Ex ante: There seems to be a lot of confusion on what is regarded as testing what is not. Sure, every developer needs to test his code as he creates it, he/she needs to verify it works. She/he can't hand it to a tester before he/she thinks it's done and good enough. But developers don't see everything. They might not recognize bugs. These bugs can only be found later in the development cycle when thorough testing is conducted. The question is whether developers should conduct that kind of testing or not, and in my humble opinion this needs to be looked at from a project manager's point of view:
Developers can be testers, but they shouldn't be testers. Developers tend to unintentionally/unconciously avoid to use the application in a way that might break it. That's because they wrote it and mostly test it in the way it should be used.
A good tester on the other hand, tries to torture the application. His/her primary intention is to break it. They often use the application in ways developers wouldn't have imagined. They're closer to the users than the developer and often times have a different approach to test a workflow.
Also, using developers as testers increases development costs and does not benefit the quality of the product as much as having a dedicated tester. I wouldn't let developers cross-test their works when I can have it done better by a tester for cheap. Only if the feedback loop between developers and testers became too expensive, I'd have developers crosstest each other's code, but in my experience that is rarely the case and it highly depends on the process.
That does not mean a developer should be sloppy and leave everything to the tester. The software should be backed up by unit tests and technical errors should be reduced to a minimum before handing the software to the tester. Still, sometimes you have fix here, break there problems or other bugs that no developer could forsee, that's ok. Also, integration testing should be done mostly by the developers. The tester's main objective is to verify that the requirements are met.
In such a small team (and also depending on the size of the application), I can also see the tester in a hybrid role, writing unit tests and UI tests. You should definitely hire one.
But more important than the tester are regular freezes/branches. Don't present anything that hasn't been properly tested.

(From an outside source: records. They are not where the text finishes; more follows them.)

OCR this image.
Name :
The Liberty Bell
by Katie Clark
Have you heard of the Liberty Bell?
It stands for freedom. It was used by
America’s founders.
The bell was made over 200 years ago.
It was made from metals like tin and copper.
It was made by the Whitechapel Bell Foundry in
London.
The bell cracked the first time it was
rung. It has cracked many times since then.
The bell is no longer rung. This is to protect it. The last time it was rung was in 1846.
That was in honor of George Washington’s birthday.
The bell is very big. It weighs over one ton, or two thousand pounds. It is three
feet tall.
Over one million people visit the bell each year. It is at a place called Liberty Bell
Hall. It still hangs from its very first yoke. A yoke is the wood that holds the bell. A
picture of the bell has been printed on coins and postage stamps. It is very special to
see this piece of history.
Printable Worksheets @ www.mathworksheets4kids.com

When you've added a feature or changed something, everything surrounding it has to be verified again. You'll only get a bad reputation if your company doesn't. Don't release something unstable. When the customer wants to have the software by a certain date, then stop developing early enough and test it properly, so you have enough time for bug fixes. Often it's better to decline last-minute feature-requests than to implement them poorly or release without proper testing.